Our examples foo:bar
and fo:obar
now look like
2foobar
3foobar
Since all resulting keys in the same namespace have a common prefix, the order
within the namespace is preserved. A range query "foo" <= x < "fop"
returns
all keys within foo:
in order.
This approach achieves properties 1.-3. with the limitation that namespace
length must not exceed the maximal output value of the len
function.
This approach can be nested by inserting a second level namespace:key
into the
first level's key
field. More precisely we generalize the definition from
above for the key namespace_1:namespace_2:...:namespace_m:key_m
:
key_0 := len(namespace_1) | namespace_1 | key_1
key_1 := len(namespace_2) | namespace_2 | key_2
key_2 := len(namespace_3) | namespace_3 | key_3
...
key_m := raw application level key
or
key_n := len(namespace_{n+1}) | namespace_{n+1} | key_{n+1}
for n = 0, ..., m-1
key_m := raw application level key
Looking at the recursive definition it is easy to see that we can also implement the final key_0 in an interative way:
key_0 := len(namespace_1) | namespace_1
| len(namespace_2) | namespace_2
| len(namespace_3) | namespace_3
| ...
| len(namespace_m) | namespace_m
| key_m
Collision resistance is preserved as long as at every level (including the root level) either all keys or no key uses the length-prefixed format.
In order to get lexicographically ordered namespaces, we need to avoid the
length prefix.

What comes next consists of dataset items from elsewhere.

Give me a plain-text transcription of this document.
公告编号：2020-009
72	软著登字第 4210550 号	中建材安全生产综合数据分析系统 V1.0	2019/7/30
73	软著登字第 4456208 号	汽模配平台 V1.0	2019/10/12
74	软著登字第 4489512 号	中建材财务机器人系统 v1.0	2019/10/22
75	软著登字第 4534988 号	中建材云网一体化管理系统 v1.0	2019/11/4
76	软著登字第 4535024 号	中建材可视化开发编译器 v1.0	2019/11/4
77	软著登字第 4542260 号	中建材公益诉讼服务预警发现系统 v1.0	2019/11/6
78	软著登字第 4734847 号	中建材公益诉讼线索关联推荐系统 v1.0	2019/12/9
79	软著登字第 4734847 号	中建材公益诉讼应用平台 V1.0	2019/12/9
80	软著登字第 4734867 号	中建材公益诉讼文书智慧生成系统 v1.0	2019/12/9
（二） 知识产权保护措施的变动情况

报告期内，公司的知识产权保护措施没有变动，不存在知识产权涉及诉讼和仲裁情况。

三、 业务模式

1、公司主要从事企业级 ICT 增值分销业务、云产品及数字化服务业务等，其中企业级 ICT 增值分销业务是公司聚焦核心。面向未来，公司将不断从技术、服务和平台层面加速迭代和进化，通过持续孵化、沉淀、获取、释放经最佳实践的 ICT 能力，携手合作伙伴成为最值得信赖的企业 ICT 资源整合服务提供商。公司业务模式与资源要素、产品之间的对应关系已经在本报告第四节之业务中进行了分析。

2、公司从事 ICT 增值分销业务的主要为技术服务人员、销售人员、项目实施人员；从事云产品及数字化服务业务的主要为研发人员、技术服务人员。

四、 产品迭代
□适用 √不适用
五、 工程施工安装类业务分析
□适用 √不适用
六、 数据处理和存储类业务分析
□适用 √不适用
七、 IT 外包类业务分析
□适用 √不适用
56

Instead we need a way to separate between namespace and key.
Since both namespace and key can fill the full binary range, we encode namespace
and key in a way it does not use the full binary range. This binary to binary
encoding needs to be order preserving, i.e. for every two byte arrays a < b
we
get encoding(a) < encoding(b)
. One encoding that fulfills this requirement is
hex, or more precisely the ascii encoding of hex ascihex(x) := ascii(hex(x))
.
We use lower case hex for no reason other than the need to fix a casing. The
output range of asciihex is '0' - '9'
(i.e. 48-57) and 'a' - 'f'
(i.e.
97-102). When we asciihex encode the namespace and the key, we can use the null
byte 0x00 as a separator:
asciihex(namespace) | 0x00 | asciihex(key)
The example from above is now encoded like
asciihex("fo") | 0x00 | asciihex("obar")
asciihex("foo") | 0x00 | asciihex("bar")
i.e.
'6' '6' '6' 'f' 0 '6' 'f' '6' '2' '6' '1' '7' '2'
'6' '6' '6' 'f' '6' 'f' 0 '6' '2' '6' '1' '7' '2'
This approach can easily be generalized to multi-level namespaces. It gives us properties 1.-5. at the cost of approximately 2x of the orginal key size, which can probably be compressed to almost the original size on disk when using a compressing database implementation.